- French Film poster showing Patrick Bruel and Jacques Dutronc
- Directed by: Michel Deville
- Written by: Andrew Coburn Rosalinde Deville
- Produced by: Rosalinde Deville
- Starring: Patrick Bruel Jacques Dutronc Mathilda May
- Cinematography: Bernard Lutic
- Edited by: Raymonde Guyot
- Distributed by: AMLF
- Release date: 8 April 1992;
- Running time: 107 minutes
- Country: France
- Language: French
- Box office: $6.7 million

= Toutes peines confondues (film) =

1992 French crime drama film

Toutes peines confondues is a 1992 French crime drama film starring Mathilda May. It was filmed and produced at locations in France and Switzerland, and bases on the 1985 novel Sweetheart by Andrew Coburn.

== Plot ==
The French detective superintendent Christophe Vade (Patrick Bruel) investigates the murder of an elderly French couple in the French Alps. In the course of his investigation, he encounters Jeanne Gardella (Mathilda May), the wife of the businessman Antoine Gardella (Jacques Dutronc), a member of an organized crime family, and the son of the murdered couple. Antoine Gardella and his wife Jeanne live harmoniously, but Jeanne Gardella was forced by Thurson (Vernon Dobtcheff), a dubious agent of Interpol, to take her "role as wife" in the context of an undercover action against the European organized crime. Despite his criminal background, Jeanne loves her husband. Thurson also urges Christophe Vade to investigate Gardella and his wife in connection with the murder of those parents, and to get an additional pressure medium to gouge Jeanne Gardella to continue that farce. Thurson does not explain that plan either to inspector Vade or Jeanne Gardella, who he falls in love with, finally tolerated by Antoine Gardella who accepts that his wife was forced to that undercover action by Thurson. Tightly interwoven with the main story, the subplot plays in the milieu of the Swiss city of Zürich, and the advances of the brutal and corrupt city police officer Scatamacchia (Hans Heinz Moser) against a hostess allow a very personal view on Scandurat (Bruce Myers), Gardella's business partner and close friend.
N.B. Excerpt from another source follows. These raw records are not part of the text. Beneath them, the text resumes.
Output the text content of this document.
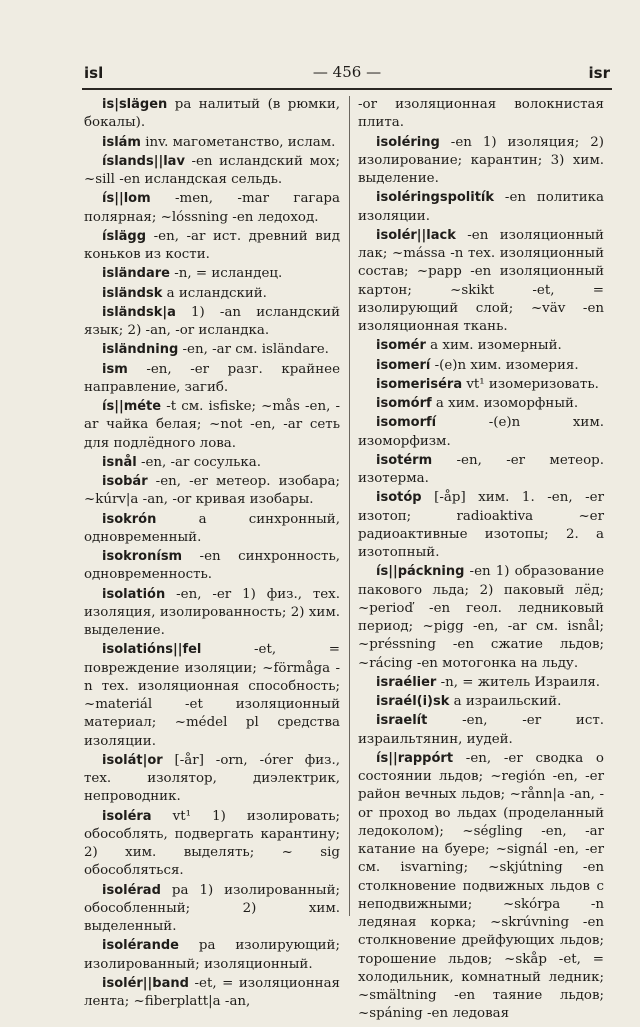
isl	— 456 —	isr
is|slägen pa налитый (в рюмки, бокалы).
islám inv. магометанство, ислам.
íslands||lav -en исландский мох; ~sill -en исландская сельдь.
ís||lom -men, -mar гагара полярная; ~lóssning -en ледоход.
íslägg -en, -ar ист. древний вид коньков из кости.
isländare -n, = исландец.
isländsk a исландский.
isländsk|a 1) -an исландский язык; 2) -an, -or исландка.
isländning -en, -ar см. isländare.
ism -en, -er разг. крайнее направление, загиб.
ís||méte -t см. isfiske; ~mås -en, -ar чайка белая; ~not -en, -ar сеть для подлёдного лова.
isnål -en, -ar сосулька.
isobár -en, -er метеор. изобара; ~kúrv|a -an, -or кривая изобары.
isokrón a синхронный, одновременный.
isokronísm -en синхронность, одновременность.
isolatión -en, -er 1) физ., тех. изоляция, изолированность; 2) хим. выделение.
isolatións||fel -et, = повреждение изоляции; ~förmåga -n тех. изоляционная способность; ~materiál -et изоляционный материал; ~médel pl средства изоляции.
isolát|or [-år] -orn, -órer физ., тех. изолятор, диэлектрик, непроводник.
isoléra vt¹ 1) изолировать; обособлять, подвергать карантину; 2) хим. выделять; ~ sig обособляться.
isolérad pa 1) изолированный; обособленный; 2) хим. выделенный.
isolérande pa изолирующий; изолированный; изоляционный.
isolér||band -et, = изоляционная лента; ~fiberplatt|a -an,
-or изоляционная волокнистая плита.
isoléring -en 1) изоляция; 2) изолирование; карантин; 3) хим. выделение.
isoléringspolitík -en политика изоляции.
isolér||lack -en изоляционный лак; ~mássa -n тех. изоляционный состав; ~papp -en изоляционный картон; ~skikt -et, = изолирующий слой; ~väv -en изоляционная ткань.
isomér a хим. изомерный.
isomerí -(e)n хим. изомерия.
isomeriséra vt¹ изомеризовать.
isomórf a хим. изоморфный.
isomorfí -(e)n хим. изоморфизм.
isotérm -en, -er метеор. изотерма.
isotóp [-åp] хим. 1. -en, -er изотоп; radioaktiva ~er радиоактивные изотопы; 2. a изотопный.
ís||páckning -en 1) образование пакового льда; 2) паковый лёд; ~perioď -en геол. ледниковый период; ~pigg -en, -ar см. isnål; ~préssning -en сжатие льдов; ~rácing -en мотогонка на льду.
israélier -n, = житель Израиля.
israél(i)sk a израильский.
israelít -en, -er ист. израильтянин, иудей.
ís||rappórt -en, -er сводка о состоянии льдов; ~región -en, -er район вечных льдов; ~rånn|a -an, -or проход во льдах (проделанный ледоколом); ~ségling -en, -ar катание на буере; ~signál -en, -er см. isvarning; ~skjútning -en столкновение подвижных льдов с неподвижными; ~skórpa -n ледяная корка; ~skrúvning -en столкновение дрейфующих льдов; торошение льдов; ~skåp -et, = холодильник, комнатный ледник; ~smältning -en таяние льдов; ~spáning -en ледовая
Finally, Gardella is forced to kill Vade and Jeanne, but refuses and choices suicide, to meet the unwritten rules within the organized crime.

== Cast ==
- Patrick Bruel as Christophe Vade
- Jacques Dutronc as Antoine Gardella
- Mathilda May as Jeanne Gardella
- Sophie Broustal as Laura
- Vernon Dobtcheff as Thurston
- Bruce Myers as Scandurat
- Joël Barbouth as Husquin
- Christophe Brault as Blodgett
- Eric Da Silva as Roselli
- Jean Dautremay as Deckler
- Jocelyn-Clair Durvel as Blue
- Hans Heinz Moser as Scatamacchia
- Michael Pas as Nordixen
- Bernard Waver as Roger Silas
- Jürgen Zwingel as Kimbler
- Joseph Malerba as Inspector Nolo

== Background and production ==
The film bases on the 1985 novel Sweetheart by Andrew Coburn. Toutes peines confondues premiered on 8 April 1992 in France, in Belgium on 4 June 1992, in Germany on 27 August 1992 and in Sweden on 30 July 1993. The film was shot and produced at locations in the French Alps, and partially in Lyon and in Zürich. For international use, Toutes peines confondues was also titled Sweetheart.